To evaluate how to correctly manage thyroid nodules showing inadequate cytology after ultrasound (US)-guided fine-needle aspiration biopsy (US-FNAB).
A total of 393 thyroid nodules with inadequate cytology in 351 patients (M:F = 40:311, mean age: 49.3 years) with surgery or follow-up US-FNAB for at least 1 year were included in this study. Among them, 293 (74.6%) were benign and 100 (25.4%) were malignant on final reference results. Clinical characteristics and US features were reviewed and compared.
Malignancy rates (39.5%) of nodules having suspicious US feature were significantly higher than those (10.9%) of nodules without any suspicious US feature (P < .001). Malignancy rates of solid nodules, mainly solid nodules, and mainly cystic nodules were 29.2, 16.7, and 9.5%, respectively, with significant differences (P = .016).

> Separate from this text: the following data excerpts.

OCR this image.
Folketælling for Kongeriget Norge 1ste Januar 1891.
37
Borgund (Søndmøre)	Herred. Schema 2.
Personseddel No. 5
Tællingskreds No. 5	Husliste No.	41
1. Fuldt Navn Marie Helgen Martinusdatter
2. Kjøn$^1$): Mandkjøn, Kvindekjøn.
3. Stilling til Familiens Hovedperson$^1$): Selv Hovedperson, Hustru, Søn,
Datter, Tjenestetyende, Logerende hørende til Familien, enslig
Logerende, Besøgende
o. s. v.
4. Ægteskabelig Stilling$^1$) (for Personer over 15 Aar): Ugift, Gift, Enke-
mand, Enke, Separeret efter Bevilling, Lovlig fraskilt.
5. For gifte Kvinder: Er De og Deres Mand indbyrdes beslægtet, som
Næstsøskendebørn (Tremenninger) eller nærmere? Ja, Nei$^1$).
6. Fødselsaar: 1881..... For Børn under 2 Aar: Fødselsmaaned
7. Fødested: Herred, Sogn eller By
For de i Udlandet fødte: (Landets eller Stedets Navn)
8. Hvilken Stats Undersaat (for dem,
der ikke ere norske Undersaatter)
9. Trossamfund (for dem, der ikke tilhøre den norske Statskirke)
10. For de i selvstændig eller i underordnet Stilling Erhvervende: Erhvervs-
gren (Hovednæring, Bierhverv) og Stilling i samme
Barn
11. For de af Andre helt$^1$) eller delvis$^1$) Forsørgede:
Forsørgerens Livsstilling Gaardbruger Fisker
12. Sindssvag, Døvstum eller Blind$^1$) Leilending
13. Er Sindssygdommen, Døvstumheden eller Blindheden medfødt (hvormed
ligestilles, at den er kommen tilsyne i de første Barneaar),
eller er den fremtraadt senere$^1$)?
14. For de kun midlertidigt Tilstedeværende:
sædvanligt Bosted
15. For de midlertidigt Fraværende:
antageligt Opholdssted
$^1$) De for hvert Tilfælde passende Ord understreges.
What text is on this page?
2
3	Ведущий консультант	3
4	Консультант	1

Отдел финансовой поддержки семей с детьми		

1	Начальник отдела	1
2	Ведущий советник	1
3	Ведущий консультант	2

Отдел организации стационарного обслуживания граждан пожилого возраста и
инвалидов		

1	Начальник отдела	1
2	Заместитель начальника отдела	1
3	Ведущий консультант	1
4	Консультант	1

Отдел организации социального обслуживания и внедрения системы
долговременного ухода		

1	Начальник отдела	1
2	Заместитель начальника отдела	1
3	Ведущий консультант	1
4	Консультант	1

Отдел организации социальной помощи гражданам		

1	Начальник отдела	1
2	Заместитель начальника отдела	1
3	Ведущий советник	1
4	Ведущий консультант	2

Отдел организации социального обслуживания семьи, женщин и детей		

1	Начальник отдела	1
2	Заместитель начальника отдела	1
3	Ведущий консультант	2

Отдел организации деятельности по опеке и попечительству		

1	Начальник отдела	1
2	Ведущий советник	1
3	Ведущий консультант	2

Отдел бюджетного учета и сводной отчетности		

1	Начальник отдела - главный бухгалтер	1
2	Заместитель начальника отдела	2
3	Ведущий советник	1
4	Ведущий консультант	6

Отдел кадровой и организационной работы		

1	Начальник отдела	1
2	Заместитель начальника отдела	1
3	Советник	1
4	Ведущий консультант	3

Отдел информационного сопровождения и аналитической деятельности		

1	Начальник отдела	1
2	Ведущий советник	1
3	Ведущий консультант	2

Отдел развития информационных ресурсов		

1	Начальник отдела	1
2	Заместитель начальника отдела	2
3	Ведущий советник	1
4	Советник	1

Malignancy rates of nodules assessed as suspicious malignant to probably benign in composition are: 39.1-12.8% (P < .001) in solid nodules, 42.1-9.2% (P = .001) in mainly solid nodules, and 50.0-5.3% (P = .04) in mainly cystic nodules.
In nodules with inadequate cytology, follow-up US can be considered over repeat aspiration if there are no suspicious US features present, especially in mainly cystic nodules.
评估如何正确处理超声引导下细针抽吸活检(US-FNAB)后细胞学不充分的甲状腺结节。
本研究共纳入 351 例患者的 393 个细胞学不充分的甲状腺结节(M:F=40:311,平均年龄:49.3 岁),这些患者均接受了手术或至少 1 年的后续 US-FNAB。其中,293 个(74.6%)为良性,100 个(25.4%)为恶性。回顾并比较了临床特征和 US 特征。
具有可疑 US 特征的结节恶性率(39.5%)显著高于无任何可疑 US 特征的结节(10.9%)(P<.001)。实性结节、以实性为主的结节和主要囊性结节的恶性率分别为 29.2%、16.7%和 9.5%,差异有统计学意义(P=0.016)。在构成比评估为可疑恶性到可能良性的结节中,恶性率分别为:实性结节 39.1-12.8%(P<.001)、以实性为主的结节 42.1-9.2%(P=0.001)和主要囊性结节 50.0-5.3%(P=0.04)。
在细胞学不充分的结节中,如果没有可疑的 US 特征,尤其是在主要囊性结节中,可以考虑进行随访 US,而不是重复抽吸。